Mais qualidade de vida. Era isso que faltava para Ilan Vasserman, administrador paulistano que trabalhava de madrugada no mercado financeiro. E não só para ele. O amigo e também administrador, Amit Eisler, e o engenheiro Andreas Burmeister atuavam numa multinacional chinesa e tinham que lidar diariamente com a correria do fuso-horário. Ambas as rotinas resultavam em noites mal dormidas e no comprometimento do desempenho. “Nos sentíamos cansados e isso foi o primeiro mote para mudarmos de área e investirmos em algo que passamos a dar valor: o sono”, afirma Vasserman.
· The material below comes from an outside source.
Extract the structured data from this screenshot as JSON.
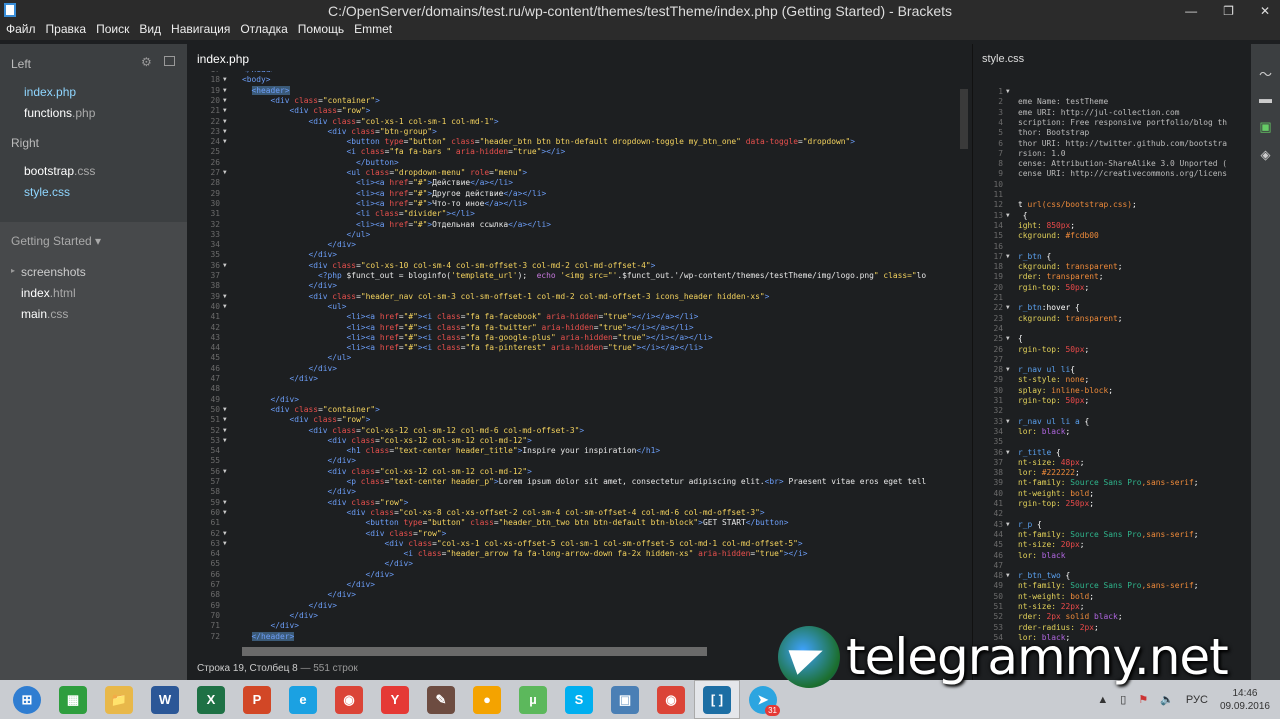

A ideia de empreender ganhou forma quando Ilan se deparou, em 2015, com um produto inusitado nos Estados Unidos: um colchão que cabia dentro de uma caixa compacta e podia perfeitamente ser transportada dentro de um elevador.

A inovação chamou a atenção do jovem administrador que começou, junto com Eisler e Burmeister, a se preparar para fazer a mudança de mercado e empreender. A decisão culminou, em junho de 2017, na criação da Zissou, uma startup do sono que já faturou mais de R$ 1 milhão com a venda de colchões em menos de um ano de operação.

Entre os diferenciais da Zissou está a adoção de um modelo de venda direta ao consumidor, o que permite a oferta de um produto “super premium” com preço inferior aos colchões da mesma categoria. Também faz parte do sucesso uma estratégia de marketing, para garantir a boa experiência dos cem primeiros consumidores. Alguns deles receberam em casa a visita de um dos três proprietários para fazer pessoalmente o unboxing, ou seja, a abertura do colchão, o que gerou um marketing boca a boca positivo.